Becuase it's abslutely convergent. All terms are positive.
>>8198995
>An existence argument is sufficient
Incorrect terminology but since you're being so informal anyways it's par for the course.
>>8199016
Axiom of choice is non-constructive, as the other anon pointed out. So you shouldn't expect to actually be able to use it. It's just a funny useless oddity where you can claim that there must exist a way to manipulate such series but you have probability 0 that such a manipulation can be defined or described in a finite amount of text or time.
>>8198964
>But this is done via choice, not algorithmic
Why do you think what you have described is not an algorithm? Take positive terms until the sum is greater than the target, then switch to negative terms until the sum is lower, and so on. That's definitely an algorithm.
>>8199050
An algorithm this simple won't work for every series. That is to say that one can easily construct a series for which this algorithm will fail.
>>8199016
>Then why can't I manipulate the sum of 1/(n^2) any way I can?
That is an absolutely convergent series, not a conditionally convergent one.
>>8199059
It should work for any conditionally convergent series.
>>8199061
Okay, so back to my original question, why can't I manipulate the series for 1/(n^2) any way i can?
In a conditionally convergent series, there seems to be some equivalence relation with the fact that it has infinitely many positive and negative terms so we can "exploit" this property and manipulate the result any way we want.

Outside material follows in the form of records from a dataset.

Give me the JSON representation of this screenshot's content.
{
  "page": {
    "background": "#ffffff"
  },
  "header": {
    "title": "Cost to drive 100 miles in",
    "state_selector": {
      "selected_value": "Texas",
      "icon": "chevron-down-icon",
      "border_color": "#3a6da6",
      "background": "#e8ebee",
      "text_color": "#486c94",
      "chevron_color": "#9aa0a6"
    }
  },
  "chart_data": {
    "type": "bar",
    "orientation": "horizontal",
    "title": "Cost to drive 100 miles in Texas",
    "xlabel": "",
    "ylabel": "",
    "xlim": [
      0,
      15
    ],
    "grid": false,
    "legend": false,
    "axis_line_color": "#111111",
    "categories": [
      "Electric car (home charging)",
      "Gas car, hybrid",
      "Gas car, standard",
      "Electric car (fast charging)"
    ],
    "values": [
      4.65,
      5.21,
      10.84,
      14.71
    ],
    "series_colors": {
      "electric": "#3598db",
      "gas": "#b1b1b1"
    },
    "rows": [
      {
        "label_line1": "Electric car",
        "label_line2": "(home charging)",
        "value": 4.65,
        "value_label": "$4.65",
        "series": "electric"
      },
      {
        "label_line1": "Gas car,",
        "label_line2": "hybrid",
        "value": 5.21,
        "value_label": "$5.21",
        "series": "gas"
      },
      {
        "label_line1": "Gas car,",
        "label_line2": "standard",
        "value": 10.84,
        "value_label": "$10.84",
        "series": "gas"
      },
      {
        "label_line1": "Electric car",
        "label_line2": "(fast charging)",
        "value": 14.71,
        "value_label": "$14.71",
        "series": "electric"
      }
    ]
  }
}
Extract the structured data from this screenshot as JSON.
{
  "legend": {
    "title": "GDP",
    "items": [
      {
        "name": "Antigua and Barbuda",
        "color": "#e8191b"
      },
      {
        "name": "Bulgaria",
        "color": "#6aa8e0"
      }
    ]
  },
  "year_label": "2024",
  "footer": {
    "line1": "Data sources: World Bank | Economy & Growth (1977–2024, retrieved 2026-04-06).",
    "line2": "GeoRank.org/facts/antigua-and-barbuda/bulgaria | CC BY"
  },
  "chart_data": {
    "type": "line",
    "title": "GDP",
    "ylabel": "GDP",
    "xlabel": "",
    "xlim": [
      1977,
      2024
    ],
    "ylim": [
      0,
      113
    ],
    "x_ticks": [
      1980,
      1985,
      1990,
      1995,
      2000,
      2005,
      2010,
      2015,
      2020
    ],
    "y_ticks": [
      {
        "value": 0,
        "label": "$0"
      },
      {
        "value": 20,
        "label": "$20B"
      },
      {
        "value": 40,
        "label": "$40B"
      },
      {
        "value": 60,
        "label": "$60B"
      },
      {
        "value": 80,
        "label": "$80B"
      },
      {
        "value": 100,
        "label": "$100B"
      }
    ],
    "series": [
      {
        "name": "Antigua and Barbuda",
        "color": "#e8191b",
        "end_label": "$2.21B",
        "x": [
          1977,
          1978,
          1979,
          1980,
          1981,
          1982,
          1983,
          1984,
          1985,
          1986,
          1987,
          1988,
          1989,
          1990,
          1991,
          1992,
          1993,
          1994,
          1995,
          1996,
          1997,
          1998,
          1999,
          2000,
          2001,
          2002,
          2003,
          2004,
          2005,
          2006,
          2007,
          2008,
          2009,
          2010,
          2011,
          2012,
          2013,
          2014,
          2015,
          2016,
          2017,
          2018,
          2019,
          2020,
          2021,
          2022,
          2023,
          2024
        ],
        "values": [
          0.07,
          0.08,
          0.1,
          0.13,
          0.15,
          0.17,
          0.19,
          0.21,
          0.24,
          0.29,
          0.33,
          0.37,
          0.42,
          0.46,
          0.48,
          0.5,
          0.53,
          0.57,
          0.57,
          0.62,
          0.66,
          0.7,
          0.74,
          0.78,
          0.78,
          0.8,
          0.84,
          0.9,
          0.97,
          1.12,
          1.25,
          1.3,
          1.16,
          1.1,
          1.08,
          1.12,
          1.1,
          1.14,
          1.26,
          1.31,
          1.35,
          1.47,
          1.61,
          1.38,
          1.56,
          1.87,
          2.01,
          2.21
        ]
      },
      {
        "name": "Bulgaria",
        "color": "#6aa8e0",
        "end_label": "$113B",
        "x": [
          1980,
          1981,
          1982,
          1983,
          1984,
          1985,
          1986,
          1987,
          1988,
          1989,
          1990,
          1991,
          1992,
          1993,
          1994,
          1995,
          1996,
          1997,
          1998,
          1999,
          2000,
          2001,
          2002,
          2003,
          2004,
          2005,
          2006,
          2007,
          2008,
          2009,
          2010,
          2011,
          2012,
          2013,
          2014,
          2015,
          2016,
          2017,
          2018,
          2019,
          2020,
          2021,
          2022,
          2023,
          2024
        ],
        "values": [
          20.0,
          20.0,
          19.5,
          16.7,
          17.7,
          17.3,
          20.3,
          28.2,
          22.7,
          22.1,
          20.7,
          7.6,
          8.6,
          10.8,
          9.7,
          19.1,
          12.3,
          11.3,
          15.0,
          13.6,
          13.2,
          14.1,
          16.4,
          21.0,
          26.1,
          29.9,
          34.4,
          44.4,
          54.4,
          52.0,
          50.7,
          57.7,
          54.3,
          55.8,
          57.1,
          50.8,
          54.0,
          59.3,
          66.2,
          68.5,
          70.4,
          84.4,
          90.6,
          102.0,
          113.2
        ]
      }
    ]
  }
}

Surely this is not the case with a series that converge absolutely because there's no negative terms.
>>8198964
"I am guessing this have to do with the fact that we have infinite amount of positive and negative term, so it is possible to do arrangement such that we can use it to approximate the summation to any value without "exhaustion" in a sense. Since our series is an convergent alternating series, our approximation will get better."
yes
you can prove that it equals every number you want because eventually your'e doing 'infinity-infinity'
here's pi for example
source https://www.youtube.com/watch?v=-EtHF5ND3_s
>>8198964
Have you actually read the proof?
Generally if you don't understand a theorem studying the proof helps.
>>8199199
The proof for what theorem?
>>8198964
>Why is it this a problem
With a convergent sequence all subsequences converge to the same limit, with non-convergent sequences this isn't the case. And that's pretty much what you're doing when you rearrange a sum, you're extracting another "sub-sum". For convergent sums each sub-sum will converge to the same limit as the sum.